I haven’t settled on any specifics, of course, but the main thrust of the talk will be about how features that one might commonly associate with games — “game-like mechanics,” I tend to call them — can be applied to non-game social software to enhance the user experience and to guide users towards particular outcomes. And despite the “UX” in the title, the talk won’t be geared specifically towards people with “user experience designer” on their business cards — it should appeal to anyone interested in new ways of thinking about how we do things together online.
The talk will build on the idea that so much of what we do together online is done for fun. Services like Twitter and Facebook can pat themselves on the back about the importance of what they do — allowing people to organize in new ways, find old friends, take political action, and such — but the core of the most well-used social media sites today is all about, I feel, people using their services to have fun. Sharing information (photos, videos, bars I go to, etc.) with friends is fun. And Twitter would not have had the impact it had on the Iranian election if millions of people like me had not signed up in the first place because it looked like a fun way to chat with a circle of friends. So what can we learn if we look at Twitter (for example) through that “fun” lens? Can we think about what that piece of “fun” is and how we might use game design strategies to amplify it?

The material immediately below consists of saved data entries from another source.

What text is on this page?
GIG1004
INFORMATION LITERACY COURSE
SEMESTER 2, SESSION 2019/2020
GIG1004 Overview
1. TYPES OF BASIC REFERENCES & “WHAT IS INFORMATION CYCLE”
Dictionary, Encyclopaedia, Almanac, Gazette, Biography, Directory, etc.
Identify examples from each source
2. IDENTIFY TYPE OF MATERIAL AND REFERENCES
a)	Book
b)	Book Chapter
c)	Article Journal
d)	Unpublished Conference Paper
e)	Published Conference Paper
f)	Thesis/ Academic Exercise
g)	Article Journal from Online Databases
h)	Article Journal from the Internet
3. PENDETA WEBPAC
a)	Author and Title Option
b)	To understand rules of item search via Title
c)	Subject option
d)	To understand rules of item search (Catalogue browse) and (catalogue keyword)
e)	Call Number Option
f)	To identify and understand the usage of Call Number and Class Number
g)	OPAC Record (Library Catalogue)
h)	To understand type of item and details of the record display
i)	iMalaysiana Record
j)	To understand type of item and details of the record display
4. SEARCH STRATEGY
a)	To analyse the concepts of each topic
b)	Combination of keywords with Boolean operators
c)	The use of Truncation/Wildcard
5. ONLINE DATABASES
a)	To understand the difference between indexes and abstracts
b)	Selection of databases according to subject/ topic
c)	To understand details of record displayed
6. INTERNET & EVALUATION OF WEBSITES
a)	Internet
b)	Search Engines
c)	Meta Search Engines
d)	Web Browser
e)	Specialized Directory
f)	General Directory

Another starting point will be the subject of sites that use game mechanics to achieve very particular non-game goals which would be otherwise difficult/impossible. Google Image Labeller is a good (though not very new) example of this sort of thing. Opening ourselves up to games can give us a whole new box of tools to use when designing user experiences to achieve a certain goal. The concepts of friending people and rating things with stars or thumbs up/down and leaving comments and such are reasonably well understood and used all over the place. What other ways can people interact socially online? What other effects can we achieve?
These are fairly hefty subjects and I’m talking about them rather clumsily here. I’m definitely still refining my ideas. But I’ve been reading books, doing research, and having conversations about it — and expect to continue up until the day of the talk. Really, this is the most fun of the whole thing. Although the talk itself is a great opportunity, of course, and I look forward to kicking ass.